When COVID first arrived, it was like something from a science fiction movie, with everything shutting down and eerily empty streets in the world’s most dynamic city stalked by an unknown killer potentially everywhere. Instead of a steady Morgan Freeman as president, we had unstable, ill-informed Donald Trump.

It was Cuomo who filled that void, for New York and for much of the nation. When the crisis was at its worst, his calm demeanor, firm hand and decisive actions, generally grounded in science, gave the public thorough and thoughtful presentations every day without notes or fumbling.

He wasn’t always right. His actions or inactions in some cases cost lives, most prominently his wrongheaded order for nursing homes to accept residents who might spread COVID, a terrible error made much worse by his administration’s foolish effort to delay and obfuscate release of the data. The laudable goal was to protect hospitals then under tremendous strain and at risk of overflowing by discharging patients as soon as they stabilized, but COVID lurked within too many and it brought the disease directly to a vulnerable population.

Cuomo was also wrong not to move faster and shut things down with his PAUSE (Policies Assure Uniform Safety for Everyone), and he stumbled on the reopening with kooky and often nonsensical, and decidedly unscientific, red and orange zones. Though he was the first in the nation to do so, he was wrong not to order masks quicker. But the list of officials who’ve gotten everything right with COVID has no names on it.

His prominence and New York’s prominence raised him higher and higher, as the president was prescribing bleach cocktails. This city, the greatest the world has ever seen, was stopped and trembled in fear. Sirens were constant, the morgues were overflowing. Cuomo found the right tone to reassure the terrified. That was a high public service.

He stood tallest and his leadership gave hope to millions in New York and elsewhere. Millions believed in him, and he believed in himself, perhaps too much at times.

A year ago last week, he was a prime-time speaker on the first night of the Democratic National Convention. The next day his ill-fated COVID book was announced.
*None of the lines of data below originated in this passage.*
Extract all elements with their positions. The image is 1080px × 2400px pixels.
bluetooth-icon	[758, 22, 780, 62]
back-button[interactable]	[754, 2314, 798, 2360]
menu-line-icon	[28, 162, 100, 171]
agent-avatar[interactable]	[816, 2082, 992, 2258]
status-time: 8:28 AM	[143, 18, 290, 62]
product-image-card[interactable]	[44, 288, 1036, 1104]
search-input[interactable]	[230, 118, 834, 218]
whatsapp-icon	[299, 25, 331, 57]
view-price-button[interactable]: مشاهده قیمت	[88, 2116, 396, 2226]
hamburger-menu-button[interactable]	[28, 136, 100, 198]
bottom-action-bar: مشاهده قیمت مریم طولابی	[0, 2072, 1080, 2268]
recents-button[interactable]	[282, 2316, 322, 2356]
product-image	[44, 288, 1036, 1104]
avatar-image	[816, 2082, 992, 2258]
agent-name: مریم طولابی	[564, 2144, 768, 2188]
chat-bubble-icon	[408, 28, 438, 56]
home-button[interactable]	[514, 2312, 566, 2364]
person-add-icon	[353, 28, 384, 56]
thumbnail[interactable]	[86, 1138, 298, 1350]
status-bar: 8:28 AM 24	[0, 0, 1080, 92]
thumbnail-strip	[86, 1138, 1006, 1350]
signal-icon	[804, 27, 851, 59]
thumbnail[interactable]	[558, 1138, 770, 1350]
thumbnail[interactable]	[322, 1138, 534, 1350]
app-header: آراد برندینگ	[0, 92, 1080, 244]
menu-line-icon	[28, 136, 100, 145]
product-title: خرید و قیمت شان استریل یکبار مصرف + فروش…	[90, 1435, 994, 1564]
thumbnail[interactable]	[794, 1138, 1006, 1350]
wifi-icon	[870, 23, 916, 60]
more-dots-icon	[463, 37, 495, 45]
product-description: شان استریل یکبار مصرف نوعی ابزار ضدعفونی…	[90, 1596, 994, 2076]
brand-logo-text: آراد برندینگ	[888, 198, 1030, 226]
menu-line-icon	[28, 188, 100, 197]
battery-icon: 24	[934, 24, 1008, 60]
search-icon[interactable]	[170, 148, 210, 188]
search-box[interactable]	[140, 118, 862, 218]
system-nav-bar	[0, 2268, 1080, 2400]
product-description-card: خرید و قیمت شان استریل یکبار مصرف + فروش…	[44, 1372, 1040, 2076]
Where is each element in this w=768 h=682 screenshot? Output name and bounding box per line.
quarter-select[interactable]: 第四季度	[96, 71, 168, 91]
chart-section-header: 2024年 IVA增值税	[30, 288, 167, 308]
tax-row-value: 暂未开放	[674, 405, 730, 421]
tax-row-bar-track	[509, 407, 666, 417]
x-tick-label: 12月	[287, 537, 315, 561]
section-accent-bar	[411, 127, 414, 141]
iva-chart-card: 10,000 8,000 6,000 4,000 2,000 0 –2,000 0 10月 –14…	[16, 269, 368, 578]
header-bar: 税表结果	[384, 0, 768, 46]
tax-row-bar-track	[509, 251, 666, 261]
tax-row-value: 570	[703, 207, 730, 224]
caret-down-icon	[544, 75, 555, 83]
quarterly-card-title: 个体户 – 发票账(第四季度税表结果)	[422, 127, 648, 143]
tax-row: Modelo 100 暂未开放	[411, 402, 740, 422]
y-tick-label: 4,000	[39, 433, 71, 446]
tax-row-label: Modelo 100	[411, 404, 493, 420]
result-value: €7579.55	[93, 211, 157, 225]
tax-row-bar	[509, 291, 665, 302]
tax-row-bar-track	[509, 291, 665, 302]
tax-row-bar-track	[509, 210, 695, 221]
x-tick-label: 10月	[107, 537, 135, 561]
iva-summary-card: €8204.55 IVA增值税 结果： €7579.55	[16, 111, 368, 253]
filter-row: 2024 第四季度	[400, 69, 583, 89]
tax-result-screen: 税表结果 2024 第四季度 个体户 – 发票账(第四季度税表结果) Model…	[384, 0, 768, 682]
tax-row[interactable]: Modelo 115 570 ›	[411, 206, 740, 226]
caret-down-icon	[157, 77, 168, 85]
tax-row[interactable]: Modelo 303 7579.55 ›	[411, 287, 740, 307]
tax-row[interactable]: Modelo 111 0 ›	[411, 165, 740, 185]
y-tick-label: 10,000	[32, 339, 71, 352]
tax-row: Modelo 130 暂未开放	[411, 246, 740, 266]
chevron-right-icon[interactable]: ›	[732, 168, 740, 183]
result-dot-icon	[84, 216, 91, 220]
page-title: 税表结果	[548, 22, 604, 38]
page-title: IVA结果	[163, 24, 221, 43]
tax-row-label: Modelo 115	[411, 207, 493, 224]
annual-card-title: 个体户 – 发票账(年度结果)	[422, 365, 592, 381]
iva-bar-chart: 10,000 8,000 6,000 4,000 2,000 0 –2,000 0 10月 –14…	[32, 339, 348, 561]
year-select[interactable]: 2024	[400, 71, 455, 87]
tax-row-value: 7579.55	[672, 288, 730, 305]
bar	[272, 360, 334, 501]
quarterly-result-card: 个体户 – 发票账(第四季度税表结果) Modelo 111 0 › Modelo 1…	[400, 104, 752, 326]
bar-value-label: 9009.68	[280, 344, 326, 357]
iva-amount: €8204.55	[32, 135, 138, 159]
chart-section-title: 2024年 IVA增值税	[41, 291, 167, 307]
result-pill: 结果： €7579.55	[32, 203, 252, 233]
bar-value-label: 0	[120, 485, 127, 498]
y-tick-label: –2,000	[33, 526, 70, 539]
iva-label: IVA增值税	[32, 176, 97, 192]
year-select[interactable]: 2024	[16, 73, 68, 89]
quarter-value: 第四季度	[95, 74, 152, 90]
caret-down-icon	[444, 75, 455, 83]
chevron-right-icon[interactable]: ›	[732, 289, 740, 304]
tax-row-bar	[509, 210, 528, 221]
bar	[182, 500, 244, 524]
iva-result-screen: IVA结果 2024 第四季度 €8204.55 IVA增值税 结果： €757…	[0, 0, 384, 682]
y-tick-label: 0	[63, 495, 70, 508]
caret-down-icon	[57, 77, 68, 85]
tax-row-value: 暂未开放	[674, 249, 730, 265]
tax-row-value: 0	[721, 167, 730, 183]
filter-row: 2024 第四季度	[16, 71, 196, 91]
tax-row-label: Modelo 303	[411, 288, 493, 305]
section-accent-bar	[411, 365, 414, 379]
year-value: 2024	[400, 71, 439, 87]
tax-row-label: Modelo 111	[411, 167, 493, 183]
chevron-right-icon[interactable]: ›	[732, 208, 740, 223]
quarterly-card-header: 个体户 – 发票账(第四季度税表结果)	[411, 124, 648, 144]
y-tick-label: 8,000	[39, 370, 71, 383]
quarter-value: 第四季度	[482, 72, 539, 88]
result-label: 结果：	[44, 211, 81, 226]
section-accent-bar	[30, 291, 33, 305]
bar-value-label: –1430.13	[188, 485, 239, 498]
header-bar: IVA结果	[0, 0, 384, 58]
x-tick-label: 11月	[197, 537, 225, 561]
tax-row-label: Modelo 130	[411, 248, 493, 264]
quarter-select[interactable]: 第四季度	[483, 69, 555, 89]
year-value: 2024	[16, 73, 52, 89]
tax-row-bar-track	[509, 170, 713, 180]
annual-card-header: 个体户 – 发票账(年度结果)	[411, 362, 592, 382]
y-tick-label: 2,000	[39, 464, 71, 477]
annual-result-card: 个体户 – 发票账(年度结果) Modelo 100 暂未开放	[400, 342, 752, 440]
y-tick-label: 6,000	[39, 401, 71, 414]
We immediately questioned the propriety and the timing and urged that any advance money go to COVID relief. He didn’t listen and it cost him far more than the earnings from the publisher. It felt like a victory lap in the middle of a race, a race with many hurdles. He trotted out a styrofoam mountain and commemorative poster that purported to congratulate the state on its achievement but actually celebrated Cuomo himself.

Despite the problems, in sum, Cuomo handled COVID well. The hospitals did not collapse. COVID was slowed and essentially stopped here. Masks are normalized here and the vaccines are being accepted at a high rate. Even after Cuomo was toppled, he rightly imposed a vaccine requirement on all health-care workers.

The current New York COVID death rate is one-tenth of Florida’s. One state is embracing masks and vaccines and reasonable restrictions designed to slow the spread — the other, not so much.

COVID, which was part of his downfall, was also Cuomo’s finest hour.